La tristeza ha cedido a la vehemencia de sus palabras. El sudor ya no controla su cuerpo. El hormigueo y el escozor apocalíptico han desaparecido entre sus ropas. La tarde está despejándose; viene de vez en cuando una brisa marina que reposa sobre su cuerpo sudoroso, supone en su imaginación el cuadro…



SINOPSIS


Lima 1982, cuatro universitarios de la facultad de Historia de una universidad local, Manuel, Lucía, David y Alma América, preparan su proyecto de tesis y para ello deciden hacer su trabajo de campo en la ciudad de Coracora, provincia de Ayacucho.
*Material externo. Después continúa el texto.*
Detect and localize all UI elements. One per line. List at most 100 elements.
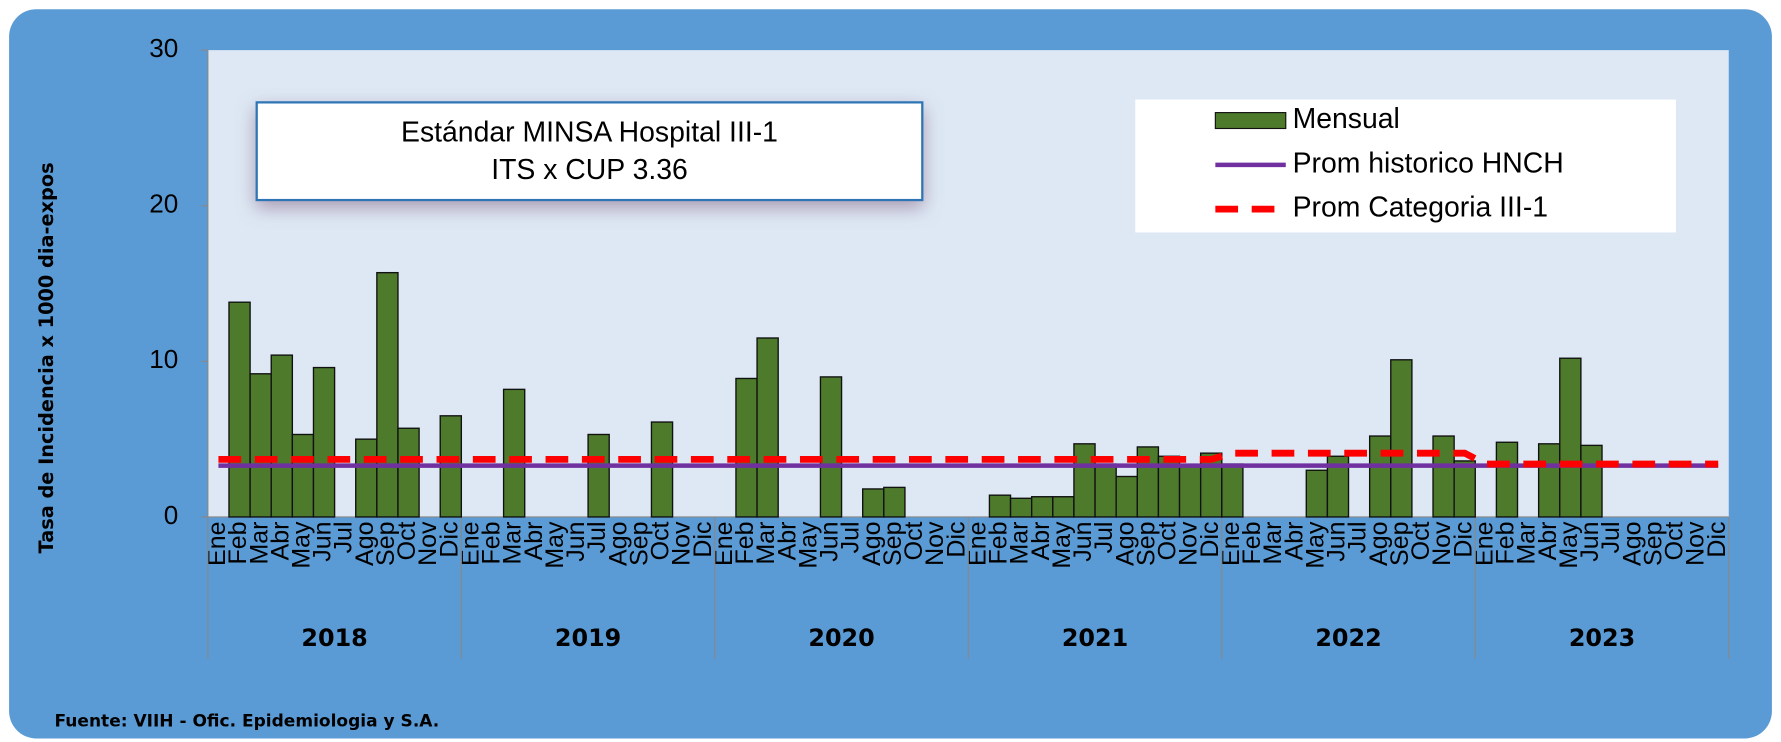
bar	[1094, 463, 1117, 518]
x-tick-label: Jul	[1344, 521, 1372, 553]
x-tick-label: Sep	[372, 521, 400, 565]
x-tick-label: Dic	[1449, 521, 1477, 557]
x-tick-label: Feb	[478, 521, 506, 564]
bar	[1432, 435, 1455, 518]
bar	[291, 433, 315, 518]
x-tick-label: Jun	[309, 521, 337, 561]
x-tick-label: Dic	[689, 521, 717, 557]
bar	[502, 388, 526, 518]
bar	[228, 301, 251, 518]
bar	[355, 438, 378, 518]
bar	[1495, 441, 1519, 518]
dashed-line	[218, 449, 1719, 468]
x-tick-label: Ago	[1111, 521, 1139, 565]
x-tick-label: Oct	[1661, 521, 1689, 560]
x-tick-label: Oct	[647, 521, 675, 560]
x-tick-label: Feb	[1238, 521, 1266, 564]
x-tick-label: Sep	[1132, 521, 1160, 565]
x-tick-label: Jun	[816, 521, 844, 561]
x-tick-label: Sep	[625, 521, 653, 565]
x-tick-label: Jun	[1069, 521, 1097, 561]
x-tick-label: Nov	[1682, 521, 1710, 566]
annotation-line: ITS x CUP 3.36	[491, 154, 688, 186]
bar	[735, 377, 758, 518]
x-tick-label: Abr	[773, 521, 801, 560]
x-tick-label: Dic	[1196, 521, 1224, 557]
x-tick-label: Ago	[604, 521, 632, 565]
y-axis-label: Tasa de Incidencia x 1000 dia-expos	[35, 162, 58, 553]
x-tick-label: Ago	[1618, 521, 1646, 565]
x-tick-label: Jul	[837, 521, 865, 553]
y-tick-label: 30	[149, 33, 178, 63]
bar	[1305, 469, 1329, 518]
x-tick-label: Ago	[1365, 521, 1393, 565]
y-tick-label: 20	[149, 189, 178, 219]
x-tick-label: Abr	[266, 521, 294, 560]
group-label: 2021	[1062, 624, 1128, 652]
x-tick-label: Sep	[879, 521, 907, 565]
x-tick-label: Oct	[1407, 521, 1435, 560]
x-tick-label: Sep	[1639, 521, 1667, 565]
bar	[1580, 444, 1603, 518]
bar	[1390, 359, 1413, 518]
x-tick-label: May	[1301, 521, 1329, 569]
group-label: 2023	[1569, 624, 1635, 652]
group-label: 2020	[808, 624, 874, 652]
bar	[1326, 455, 1350, 518]
y-tick-label: 10	[149, 344, 178, 374]
x-tick-label: Mar	[752, 521, 780, 564]
bar	[1368, 435, 1392, 518]
bar	[1537, 443, 1561, 518]
group-label: 2022	[1315, 624, 1381, 652]
bar	[1221, 463, 1244, 518]
bar	[1115, 475, 1138, 518]
x-tick-label: Jun	[1323, 521, 1351, 561]
annotation-line: Estándar MINSA Hospital III-1	[401, 117, 778, 149]
x-tick-label: Jul	[583, 521, 611, 553]
bar	[1009, 497, 1033, 518]
x-tick-label: May	[794, 521, 822, 569]
x-tick-label: May	[288, 521, 316, 569]
x-tick-label: Oct	[900, 521, 928, 560]
bar	[1559, 357, 1582, 518]
bar	[819, 376, 843, 518]
x-tick-label: Dic	[942, 521, 970, 557]
bar	[270, 354, 294, 518]
x-tick-label: Mar	[245, 521, 273, 564]
bar	[249, 373, 272, 518]
bar	[397, 427, 420, 518]
x-tick-label: Abr	[1027, 521, 1055, 560]
x-tick-label: Mar	[499, 521, 527, 564]
x-tick-label: Dic	[435, 521, 463, 557]
bar	[756, 337, 779, 518]
x-tick-label: Mar	[1006, 521, 1034, 564]
bar	[862, 488, 885, 518]
x-tick-label: Nov	[1428, 521, 1456, 566]
x-tick-label: May	[1555, 521, 1583, 569]
bar	[1453, 460, 1476, 518]
bar	[1073, 443, 1096, 518]
x-tick-label: Jun	[562, 521, 590, 561]
x-tick-label: Nov	[414, 521, 442, 566]
bar	[1178, 464, 1202, 518]
x-tick-label: Jul	[1090, 521, 1118, 553]
x-tick-label: Ago	[858, 521, 886, 565]
x-tick-label: Feb	[985, 521, 1013, 564]
x-tick-label: Nov	[921, 521, 949, 566]
bar	[312, 366, 336, 518]
x-tick-label: Oct	[393, 521, 421, 560]
legend-label: Mensual	[1293, 103, 1400, 135]
y-tick-label: 0	[164, 500, 179, 530]
bar	[1052, 496, 1075, 518]
legend-swatch	[1214, 112, 1287, 130]
x-tick-label: Abr	[520, 521, 548, 560]
x-tick-label: Jun	[1576, 521, 1604, 561]
x-tick-label: Feb	[731, 521, 759, 564]
x-tick-label: Abr	[1534, 521, 1562, 560]
source-note: Fuente: VIIH - Ofic. Epidemiologia y S.A…	[55, 711, 440, 731]
x-tick-label: Feb	[1492, 521, 1520, 564]
x-tick-label: Jul	[330, 521, 358, 553]
x-tick-label: Nov	[668, 521, 696, 566]
x-tick-label: Dic	[1703, 521, 1731, 557]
Por circunstancias que aún en estos años, 2018, no entienden, son detenidos, ultrajados y asesinados (David).

Lo que se quiere contar en realidad es la odisea de estos cuatro jóvenes que son arrancados de su patria por amenazas contra su vida. Así como su integración en una sociedad que no es la suya y que se ve reflejada en las cartas que envía continuamente Lucia a Manuel Levy.
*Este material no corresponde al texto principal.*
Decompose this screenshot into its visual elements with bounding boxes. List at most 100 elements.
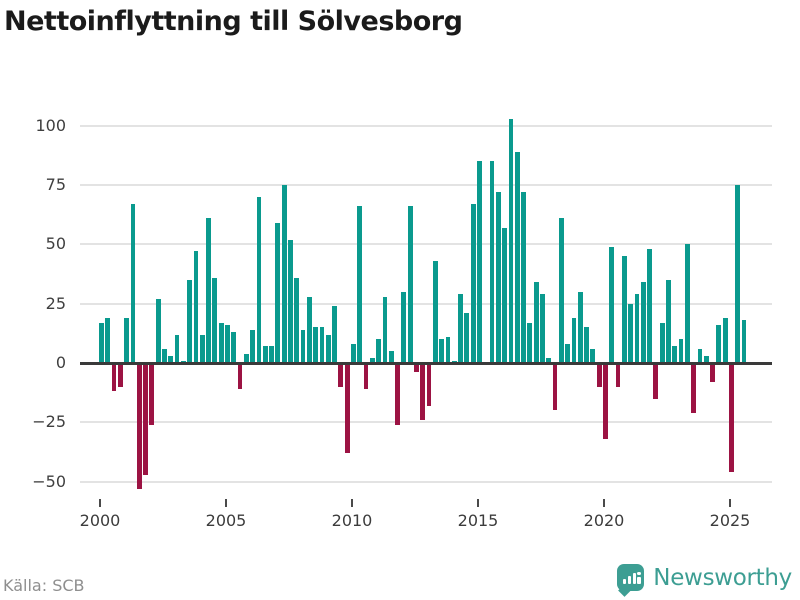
bar <box>105 317 111 363</box>
y-tick-label: −50 <box>32 471 66 491</box>
bar <box>401 291 407 363</box>
bar <box>596 363 602 387</box>
bar <box>577 291 583 363</box>
x-tick-label: 2025 <box>709 511 751 530</box>
bar <box>489 161 495 363</box>
bar <box>609 246 615 363</box>
bar <box>117 363 123 387</box>
bar <box>130 204 136 363</box>
y-tick-label: 0 <box>55 353 66 372</box>
bar <box>149 363 155 425</box>
source-note: Källa: SCB <box>3 576 85 595</box>
bar <box>458 294 463 363</box>
bar <box>640 282 646 363</box>
bar <box>464 313 470 363</box>
bar <box>628 303 634 363</box>
x-tick-label: 2010 <box>331 511 373 530</box>
bar <box>722 317 728 363</box>
bar <box>395 363 400 425</box>
bar <box>659 322 665 363</box>
x-tick-label: 2000 <box>79 511 121 530</box>
bar <box>565 344 571 363</box>
y-gridline <box>80 124 772 127</box>
bar <box>552 363 558 411</box>
bar <box>199 334 205 363</box>
bar <box>162 348 167 363</box>
bar <box>653 363 659 399</box>
bar <box>684 244 690 363</box>
bar <box>363 363 369 390</box>
x-axis-tick <box>603 499 605 507</box>
bar <box>250 329 256 363</box>
bar <box>281 185 287 363</box>
bar <box>136 363 142 489</box>
bar <box>741 320 747 363</box>
bar <box>294 277 300 363</box>
bar <box>521 192 526 363</box>
bar <box>237 363 243 390</box>
bar <box>155 298 161 363</box>
y-tick-label: 50 <box>45 234 66 254</box>
chart-title: Nettoinflyttning till Sölvesborg <box>4 6 463 37</box>
bar <box>218 322 224 363</box>
y-tick-label: 75 <box>45 175 66 195</box>
bar <box>729 363 734 473</box>
bar <box>168 355 174 363</box>
bar <box>495 192 501 363</box>
y-gridline <box>80 302 772 305</box>
bar <box>319 327 325 363</box>
bar <box>344 363 350 454</box>
bar <box>590 348 596 363</box>
newsworthy-wordmark: Newsworthy <box>653 564 792 591</box>
bar <box>231 332 237 363</box>
bar <box>615 363 621 387</box>
bar <box>621 256 627 363</box>
x-axis-tick <box>351 499 353 507</box>
bar <box>288 239 293 363</box>
bar <box>325 334 331 363</box>
x-axis-tick <box>99 499 101 507</box>
y-gridline <box>80 184 772 187</box>
bar <box>703 355 709 363</box>
bar <box>269 346 274 363</box>
bar <box>514 151 520 363</box>
y-gridline <box>80 480 772 483</box>
bar <box>432 260 438 363</box>
bar <box>672 346 678 363</box>
bar <box>691 363 697 413</box>
bar <box>313 327 319 363</box>
bar <box>338 363 344 387</box>
y-gridline <box>80 421 772 424</box>
x-axis-tick <box>225 499 227 507</box>
bar <box>508 118 514 363</box>
bar <box>300 329 306 363</box>
y-tick-label: −25 <box>32 412 66 432</box>
bar <box>262 346 268 363</box>
zero-axis-line <box>80 361 772 365</box>
bar <box>527 322 533 363</box>
newsworthy-logo: Newsworthy <box>617 564 792 597</box>
x-tick-label: 2005 <box>205 511 247 530</box>
bar <box>143 363 148 475</box>
bar <box>540 294 545 363</box>
x-tick-label: 2020 <box>583 511 625 530</box>
bar <box>351 344 356 363</box>
bar <box>603 363 608 439</box>
bar <box>376 339 382 363</box>
bar <box>382 296 388 363</box>
bar <box>111 363 117 392</box>
chart-bubble-icon <box>617 564 645 597</box>
bar <box>571 317 577 363</box>
bar <box>710 363 715 382</box>
bar <box>357 206 363 363</box>
bar <box>407 206 413 363</box>
speech-tail <box>618 584 632 597</box>
bar <box>716 325 722 363</box>
bar <box>533 282 539 363</box>
bar <box>647 249 652 363</box>
bar <box>206 218 211 363</box>
bar <box>275 222 281 363</box>
bar <box>124 317 130 363</box>
bar <box>678 339 684 363</box>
Las vivencias, tanto en Lima como en Madrid, son recuerdos, monólogos personales y mensajes que se entrecruzan a lo largo de la novela.
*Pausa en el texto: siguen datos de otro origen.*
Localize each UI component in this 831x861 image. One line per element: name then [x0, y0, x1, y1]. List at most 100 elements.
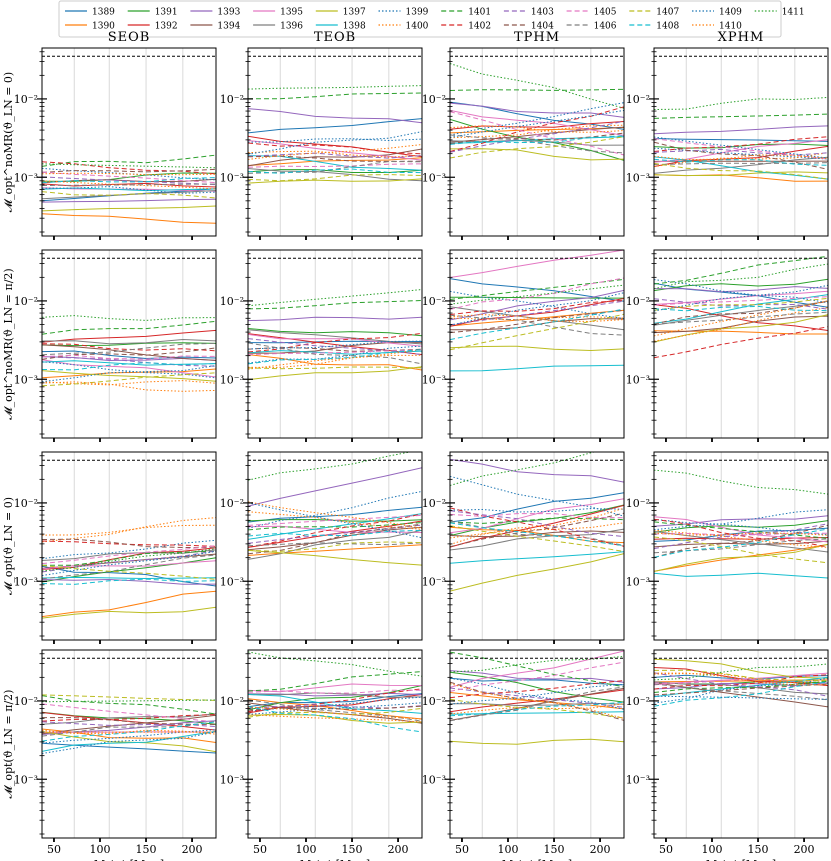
series-1396	[654, 530, 828, 553]
series-1392	[654, 304, 828, 331]
series-1408	[42, 362, 216, 371]
series-1406	[248, 342, 422, 365]
y-tick-label: 10⁻²	[626, 497, 650, 510]
series-1408	[248, 706, 422, 733]
series-1406	[450, 134, 624, 154]
series-1392	[248, 520, 422, 548]
y-tick-label: 10⁻³	[220, 373, 244, 386]
series-1410	[42, 381, 216, 392]
series-group	[654, 658, 828, 708]
series-1409	[450, 683, 624, 705]
legend-label: 1390	[92, 22, 115, 32]
panel-frame	[41, 47, 217, 237]
series-1395	[450, 650, 624, 688]
series-1404	[654, 300, 828, 325]
column-title: XPHM	[718, 30, 765, 45]
series-1405	[654, 138, 828, 160]
legend: 1389 1390 1391 1392 1393 1394 1395 1396 1397 1398…	[58, 0, 805, 38]
series-1390	[248, 354, 422, 371]
series-1398	[654, 572, 828, 579]
series-1401	[248, 522, 422, 531]
column-title: TEOB	[314, 30, 356, 45]
x-tick-label: 200	[794, 843, 815, 856]
x-tick-label: 50	[253, 843, 267, 856]
panel-frame	[653, 451, 829, 641]
panel-frame	[247, 649, 423, 839]
series-1406	[654, 683, 828, 701]
y-tick-label: 10⁻²	[14, 695, 38, 708]
series-1410	[654, 672, 828, 686]
series-1402	[248, 513, 422, 548]
series-group	[450, 452, 624, 592]
series-1401	[450, 651, 624, 688]
series-1400	[450, 124, 624, 139]
series-1397	[450, 345, 624, 352]
series-1401	[654, 521, 828, 539]
series-1408	[248, 168, 422, 174]
series-1407	[42, 191, 216, 199]
series-1407	[248, 707, 422, 718]
legend-label: 1399	[406, 8, 429, 18]
series-group	[248, 452, 422, 566]
series-1391	[248, 518, 422, 522]
series-1407	[654, 297, 828, 311]
y-axis-label: 𝓜_opt(ϑ_LN = 0)	[2, 497, 15, 595]
series-1400	[248, 349, 422, 370]
panel-frame	[653, 649, 829, 839]
y-tick-label: 10⁻³	[220, 171, 244, 184]
x-tick-label: 100	[498, 843, 519, 856]
series-1398	[42, 576, 216, 580]
series-1406	[42, 720, 216, 737]
series-1407	[42, 564, 216, 580]
series-1402	[42, 714, 216, 722]
series-1403	[450, 510, 624, 538]
series-1395	[654, 672, 828, 686]
series-1396	[248, 168, 422, 182]
series-1404	[450, 309, 624, 334]
series-1408	[450, 701, 624, 717]
series-group	[450, 250, 624, 372]
series-1411	[654, 96, 828, 110]
series-1389	[248, 506, 422, 523]
series-1406	[42, 342, 216, 356]
series-1406	[450, 314, 624, 336]
series-group	[42, 154, 216, 224]
series-1406	[654, 538, 828, 554]
series-1405	[42, 703, 216, 723]
series-group	[654, 96, 828, 182]
y-tick-label: 10⁻³	[626, 773, 650, 786]
panel-seob-row4: 10⁻² 10⁻³ 50 100 150 200 M_tot [M_⊙] 𝓜_opt(ϑ_LN…	[2, 649, 217, 861]
series-1394	[248, 342, 422, 354]
x-tick-label: 50	[659, 843, 673, 856]
series-1409	[450, 109, 624, 138]
panel-xphm-row2: 10⁻² 10⁻³	[626, 249, 829, 442]
x-axis-label: M_tot [M_⊙]	[502, 858, 572, 861]
series-1408	[450, 308, 624, 341]
series-1389	[42, 565, 216, 587]
series-1396	[450, 306, 624, 331]
series-1395	[42, 359, 216, 378]
series-1397	[654, 543, 828, 572]
legend-label: 1391	[155, 8, 178, 18]
series-1411	[450, 655, 624, 673]
series-1411	[654, 663, 828, 681]
series-1402	[248, 688, 422, 713]
series-1391	[654, 278, 828, 292]
panel-seob-row3: 10⁻² 10⁻³𝓜_opt(ϑ_LN = 0)	[2, 451, 217, 644]
series-1399	[450, 290, 624, 320]
series-1395	[248, 333, 422, 347]
series-1402	[654, 518, 828, 548]
series-1411	[654, 469, 828, 495]
legend-label: 1407	[656, 8, 679, 18]
legend-label: 1394	[217, 22, 240, 32]
panel-teob-row2: 10⁻² 10⁻³	[220, 249, 423, 442]
series-1409	[42, 550, 216, 577]
series-1393	[42, 578, 216, 585]
series-1394	[248, 526, 422, 551]
series-1393	[654, 125, 828, 135]
series-1403	[654, 523, 828, 550]
series-1396	[42, 338, 216, 345]
series-1400	[654, 152, 828, 168]
series-1408	[248, 349, 422, 365]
El nudo de la historia radica en encontrar el verdadero motivo por el cual tuvieron que ser desarraigados de su realidad, violenta y ninguneada, pero suyas al fin y al cabo. Con ese propósito regresan a Lima y al descubrir los motivos verdaderos de aquel gobierno corrupto para ordenar su exilio, impotentes lo minimizan, al tener que enfrentarse ahora a la desaparición de Alma América.

Se internan en una búsqueda por las diferentes regiones del país. Al rescatarla de un grupo disidente de subversivos, Manuel Levy, dice: “Pirémonos, nosotros ya no somos de aquí, nunca debimos regresar”. A lo que Alma América termina diciendo: “Tampoco somos de allá”.